A completely hypothetical scenario.

You love your BFF, sometimes more than life itself. You’ve been friends a long time, best friends since 10th grade. You’re both 22 now.

Your BFF, lets call her Stacey*, used to have a boyfriend named Steve*. They met through a mutual friend, and at eighteen years old Stacey thought she was in love.

Their relationship ended. The How’s and Why’s aren’t so relevant for this story. She started dating some guy named Chuck*. You moved to Phoenix.

You fly back over Christmas break. You and Stacey go to see the latest Harry Potter movie, it’s your tradition to see them together. You arrive early, grab the best seats, and chat amiably in the near-empty theatre.

It’s there that Stacey talks to you about her last encounter with Steve. Steve had forced himself on Stacey. The word “rape” is never used, and in truth, you’ve been abused most of your life and there’s a bad man waiting for you back in Phoenix. You say “That’s horrible. I’m sorry.” Your expression says ‘disgusted’. But inside you’ve already numbed it. It doesn’t matter because they’re not together anymore. Like every other collapse that has ever occurred, you forget it. (“These are the things we have learned to do who live in troubled regions.” ) You crawl back to Phoenix where the weather in your desert and in your heart are both unpleasant.

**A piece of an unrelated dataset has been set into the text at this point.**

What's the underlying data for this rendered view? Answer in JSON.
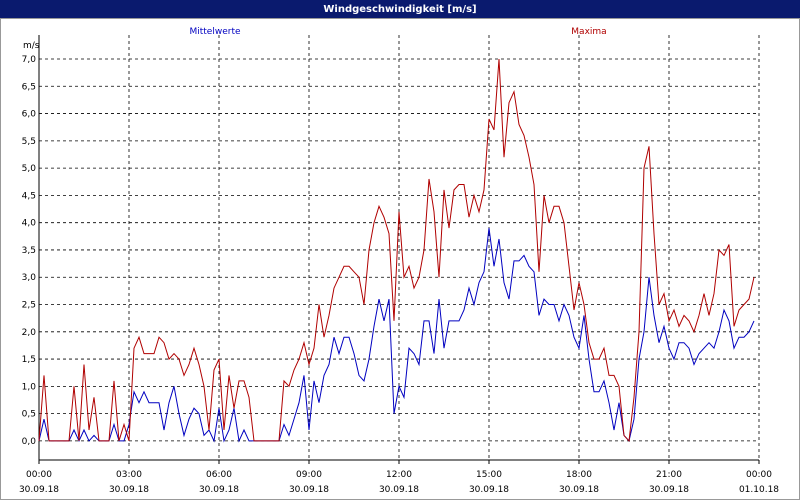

You move back home. Chuck is out of the picture. Steve is back in. Something about him makes you edgy, but its always been that way, hasn’t it? It’s probably his jokes that involve you and him and sex. Or his joke about killing Stacey if she should ever leave him. Or that time he pulled into your drive while she was staying the night… It’s really just you being weird. You’re too mistrustful. This is why you don’t have more friends.

Stacey and Steve get engaged. You’re asked to be the maid of honor. You’re asked to make a toast at the reception. Stacey bought you a special necklace to wear. She made you a small bouquet. She shows off her scrapbook of designs for the invitations and decorations and you bask in her happiness and the surrealness of getting married.

Stacey and Steve’s engagement is marred by arguments and pregnancy scares (which make Steve happy, a child is a salve for the sting of ”Lets take a break”). The word “cheating” gets tossed around. Stacey thinks of breaking it off. Her parents tell her it’d be a mistake. She tells you she probably couldn’t do better anyway. She doesn’t want to be alone.

You console her, promise you’ll always be around to do that. You tell her what you’d do in her situation, but you can’t make decisions for her.

They quarrel on a daily basis. She cries a lot. You tell her to throw his shit out the door. By this time something in your dam of numbness is cracking. It’s probably all those books you’ve been reading on victims and traumatic stress disorder or those stupid Lifetime Original Movies. But it doesn’t matter, you don’t have to think, the wedding is canceled. Relief.

But Steve likes fast cars. He drives too fast. He races on city streets and highways. He’s always sinking money into his car and not into the have-a-wedding or get-a-house fund, that’s one of Stacey’s complaints. Steve gets into an accident. His injuries are minimal, nothing is broken. Except his car, which is totalled. The side your best friend would have been on had she been with him that day took the most damage. Smashed in. Ruined.

But none of this matters anymore to Stacey. The accident has shown her the way. They argue still, she cries sometimes still, but she doesn’t care. She gets a prescription for some pills to help her not care. She’s so in love. He’s so perfect. So right. The wedding is back on. She’s seen the light.

But so have you. You know. Your best friend is marrying a man who raped her.

If it’s okay with her, shouldn’t it be okay with you? Is leading them down aisle, smiling for their wedding photos, taking home your little bath salt or candle or match book with their names emblazoned on it the same as saying, “Yes, what he’s done to you is fine.” or swearing “Maybe it was a little bit bad, but he’ll certainly never hurt you again!”?

But what I really want to know is, what kind of toast do you write? And would this shirt make an appropriate gift, or should you just buy them a blender?

 

 

* All names have been changed to protect the innocent. If there are any. There are not. Because this all hypothetical, remember? I mean, something this fucked up has to be, right?